There are at least five such views in play here. The first of these, a claim about certain kinds of rules and practices—taboos—has been long accepted. It says that
incest taboos are universal across cultures, even though the content of those taboos varies.
Incest taboos result in pairwise restrictions on who can have sex, marry, or have children, with whom, based on the kinship relations between the members of the pair. The claim about their universality is often taken to pick out a phenomenon to be explained by cultural anthropologists in discussions of kinship, sexual practices, taboos more generally, or cross-cultural variation. It allows that incest sometimes occurs, but that it is normatively proscribed, and a proscription that is followed for the most part.
The most influential explanations of incest taboos offered by anthropologists–from Tylor and McLennan in the 19th-century through to the Freudian-drenched 20th-century accounts of Murdock, White, Levi-Strauss, Schneider, and even, more recently, Godelier, have either denied the remaining four claims, or been articulated in ignorance of them.
- incest avoidance is widespread in the nonhuman animal world, including amongst nonhuman primates
- humans and their closest primate relatives alike have a natural psychological aversion to incest that plays a causal role in both incest avoidance and, in the case of humans, incest taboos.

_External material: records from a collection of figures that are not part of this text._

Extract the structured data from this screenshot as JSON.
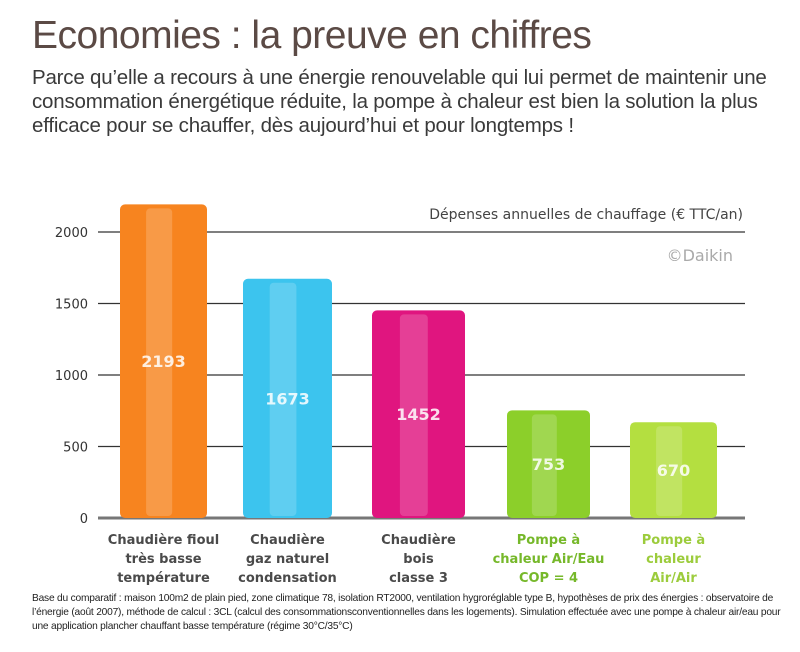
{
  "title": "Economies : la preuve en chiffres",
  "subtitle": "Parce qu’elle a recours à une énergie renouvelable qui lui permet de maintenir une consommation énergétique  réduite, la pompe à chaleur est bien la solution la plus efficace pour se chauffer, dès aujourd’hui et pour longtemps !",
  "copyright": "©Daikin",
  "footnote": "Base du comparatif : maison 100m2 de plain pied, zone climatique 78, isolation RT2000, ventilation hygroréglable type B, hypothèses de prix des énergies : observatoire de l’énergie (août 2007), méthode de calcul : 3CL (calcul des consommationsconventionnelles dans les logements). Simulation effectuée avec une pompe à chaleur air/eau pour une application plancher chauffant basse température (régime 30°C/35°C)",
  "chart_data": {
    "type": "bar",
    "title": "Dépenses annuelles de chauffage (€ TTC/an)",
    "categories": [
      [
        "Chaudière fioul",
        "très basse",
        "température"
      ],
      [
        "Chaudière",
        "gaz naturel",
        "condensation"
      ],
      [
        "Chaudière",
        "bois",
        "classe 3"
      ],
      [
        "Pompe à",
        "chaleur Air/Eau",
        "COP = 4"
      ],
      [
        "Pompe à",
        "chaleur",
        "Air/Air"
      ]
    ],
    "values": [
      2193,
      1673,
      1452,
      753,
      670
    ],
    "data_labels": [
      "2193",
      "1673",
      "1452",
      "753",
      "670"
    ],
    "yticks": [
      0,
      500,
      1000,
      1500,
      2000
    ],
    "ylim": [
      0,
      2100
    ],
    "grid": true,
    "colors": [
      "#f7841f",
      "#3cc4ee",
      "#e0157f",
      "#8ccf2a",
      "#b4df40"
    ],
    "label_colors": [
      "#4a4a4a",
      "#4a4a4a",
      "#4a4a4a",
      "#76b82a",
      "#9ccc3c"
    ]
  }
}
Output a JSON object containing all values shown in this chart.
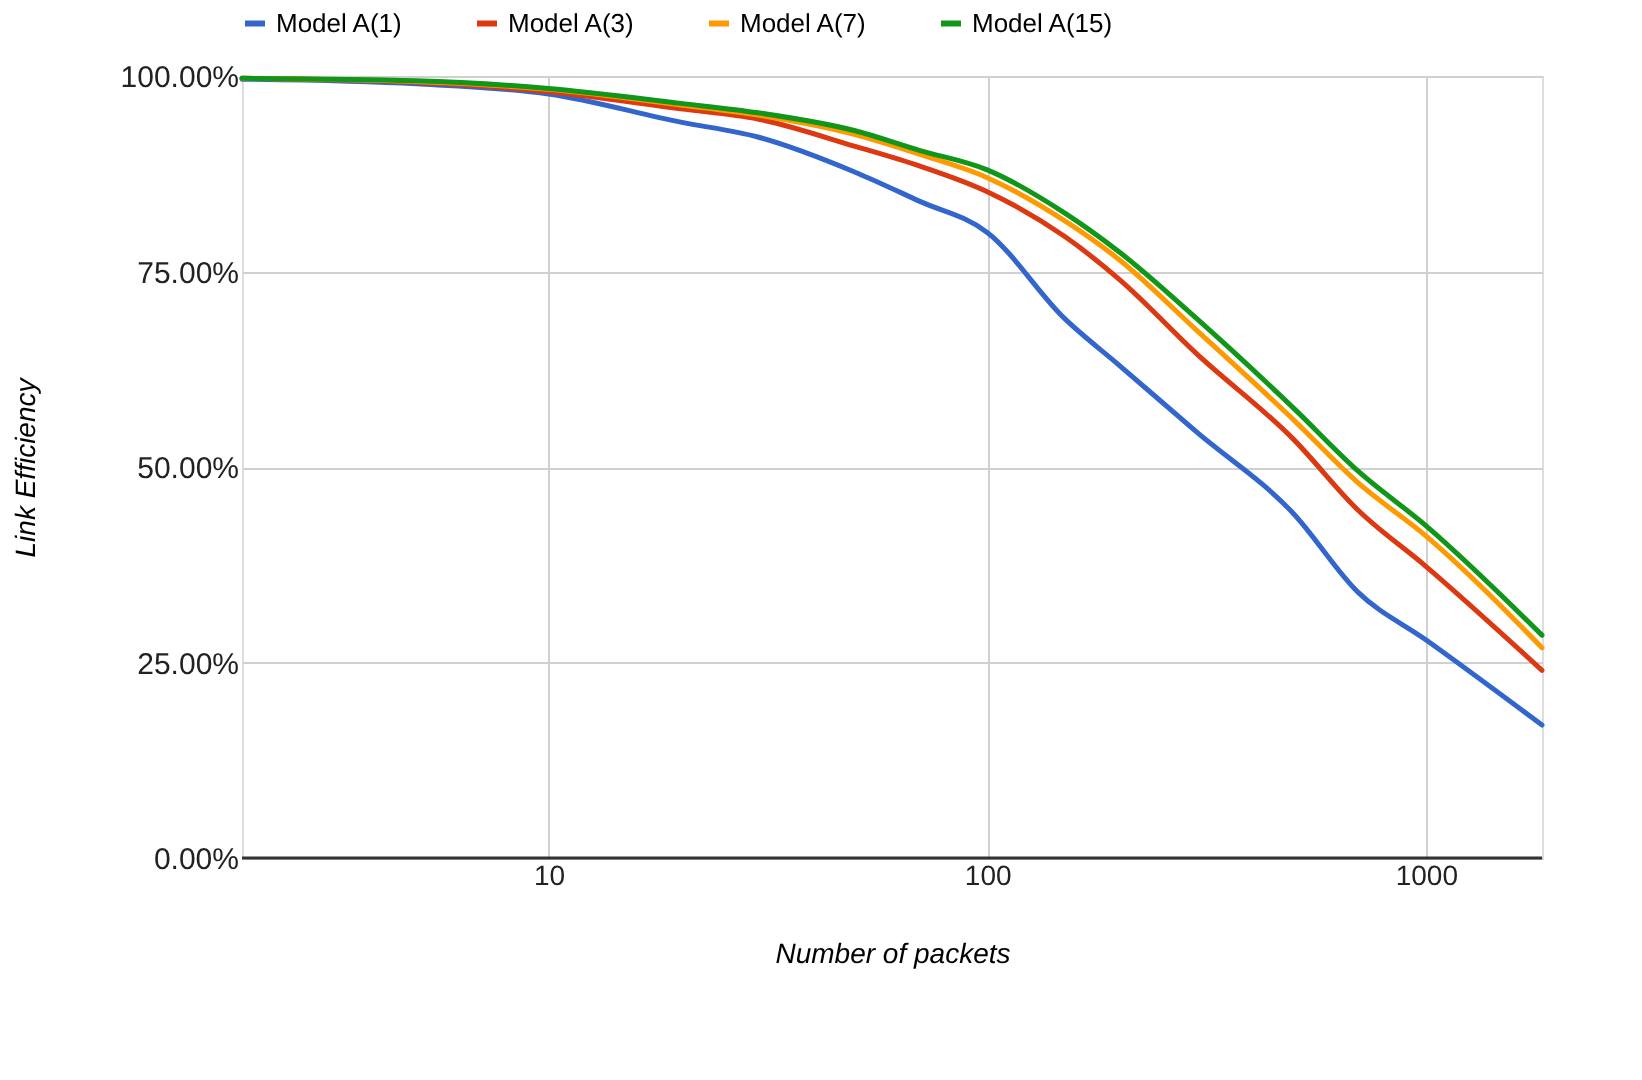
{
  "chart_data": {
    "type": "line",
    "xlabel": "Number of packets",
    "ylabel": "Link Efficiency",
    "log": "x",
    "grid": true,
    "legend": "top",
    "marker": "none",
    "line_style": "solid",
    "x": [
      2,
      5,
      10,
      20,
      30,
      50,
      70,
      100,
      150,
      200,
      300,
      500,
      700,
      1000,
      1840
    ],
    "xlim": [
      2,
      1840
    ],
    "xticks": [
      10,
      100,
      1000
    ],
    "ylim": [
      0,
      100
    ],
    "yticks": [
      {
        "value": 0,
        "label": "0.00%"
      },
      {
        "value": 25,
        "label": "25.00%"
      },
      {
        "value": 50,
        "label": "50.00%"
      },
      {
        "value": 75,
        "label": "75.00%"
      },
      {
        "value": 100,
        "label": "100.00%"
      }
    ],
    "series": [
      {
        "name": "Model A(1)",
        "color": "#3366cc",
        "values": [
          99.6,
          99,
          97.7,
          94.1,
          92.2,
          87.7,
          84,
          80,
          69,
          63,
          54.5,
          44,
          34,
          27.9,
          17
        ]
      },
      {
        "name": "Model A(3)",
        "color": "#dc3912",
        "values": [
          99.7,
          99.2,
          98,
          95.8,
          94.5,
          91,
          88.5,
          85.2,
          79.5,
          74,
          64.5,
          53.5,
          44.5,
          37.3,
          24
        ]
      },
      {
        "name": "Model A(7)",
        "color": "#ff9900",
        "values": [
          99.7,
          99.3,
          98.3,
          96.3,
          95,
          92.5,
          90,
          87,
          81.5,
          76.5,
          67.5,
          56,
          48,
          41.2,
          26.9
        ]
      },
      {
        "name": "Model A(15)",
        "color": "#109618",
        "values": [
          99.7,
          99.4,
          98.4,
          96.5,
          95.3,
          93,
          90.5,
          88,
          82.5,
          77.5,
          69,
          57.5,
          49.5,
          42.5,
          28.5
        ]
      }
    ]
  }
}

- incest taboos are conventionalized expressions of the natural psychological aversion to incest that humans have
- incest taboos in human societies are, in some sense, derivative from pre-existing incest avoidance in the nonhuman animal world
The first is a view about certain kinds of behaviors and their avoidance, a view for which Westermarck himself had weak evidence, but that evidence has now become sufficiently solid in light of advances in the study of animal sociality that it cannot be reasonably denied. That is not to say that it cannot be ignored, as it has been by many focused on human incest and its avoidance who hold that human incest, our feelings about it, and the rules that exist in all human cultures pertaining to it, make human incest a phenomenon of an entirely different kind from anything that we find in the nonhuman animal world. Westermarck offers a particular version of the second claim about human beings, one according to which the “natural aversion” here is innate and the causal role it plays in both avoidance and incest taboos is direct. Again, the broader claim here has received much support from both human and nonhuman primate studies conducted in the last 30 years. The third claim is what William Durham calls the expression hypothesis; in Westermarck’s hands, it is the claim that the expression of the natural psychological aversion to incest in humans in incest taboos operates via moral disapproval. The fourth claim goes beyond Westermarck’s own views, but I suspect receives support, and articulation, from the preceding four claims. It is the denial of this claim that has characterized the most influential views of incest and incest taboos in cultural anthropology, with incest taboos being a sui generis human cultural phenomenon to be understood, along with other social rules and practices, in their own terms.
What do I think is the status of each of these claims? The first two, at least restricted to the nonhuman primate world, seem to me clearly true and supported by strong evidence, recent denials (Leavitt 2007, Leiber 2006) notwithstanding. The last two, by contrast, remain more open than their proponents have thought, though their denial, as well as the alternatives put in their place, need to be articulated with the first two claims granted, something that few have done. The lynchpin claim, a part of the second claim, is that humans have a natural psychological aversion to incest; this claim is presupposed by the third claim, and its truth would significantly strengthen the case for Westermarck’s hypothesis about the mechanism for incest avoidance in humans.